There are more, but you get the picture. As I thought about all of the “stuff” hitting us, I refused to have a pity party. I thought of Daniel and I thought of something I read this past week:

God is still God even when we don’t understand His ways.

The nonbeliever cannot sync with the idea of trials and suffering and a good God.  But the follower of Jesus can. We must choose to worship God and to trust His goodness, sovereignty, and power. We remind the world around us that we are in the hands of the One who controls it all. God is still God; I am still me; and He is still in charge.

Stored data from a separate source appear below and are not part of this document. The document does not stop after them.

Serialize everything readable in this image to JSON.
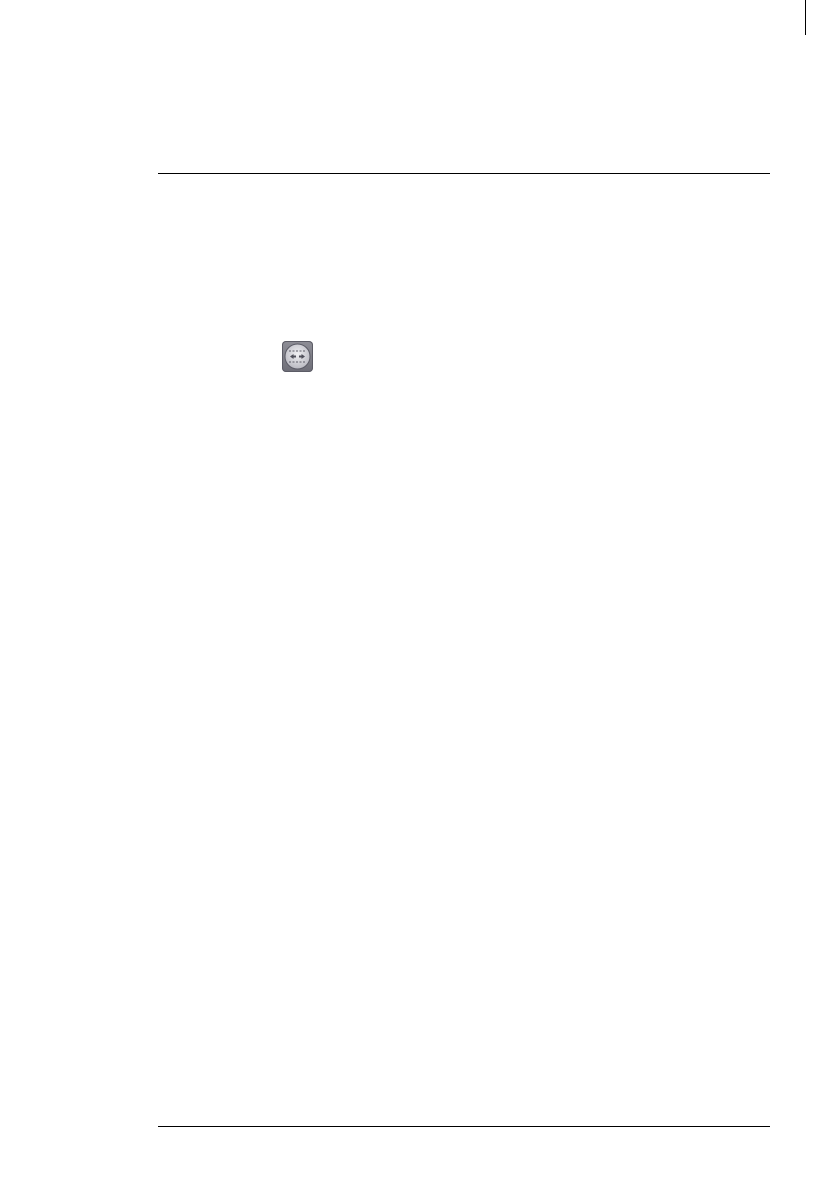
{
  "page": {
    "icons": {
      "crop_mark": "crop-mark",
      "expand_horizontal": "expand-horizontal-icon"
    },
    "colors": {
      "rule": "#000000",
      "icon_background": "#7a7a84",
      "icon_face": "#d9d9dd",
      "icon_arrows": "#55555f"
    }
  }
}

And I must also say that I am not leaving out the idea this is a Satanic attack on our church fellowship. Add to the above the masks, the fear people have, the political sides being taken on social media and yeah…I am a firm believer this could very well be a Satanic attack.

“Father, I don’t understand but I’m certainly not going to blame You. You have been, are now, and always will be in charge.”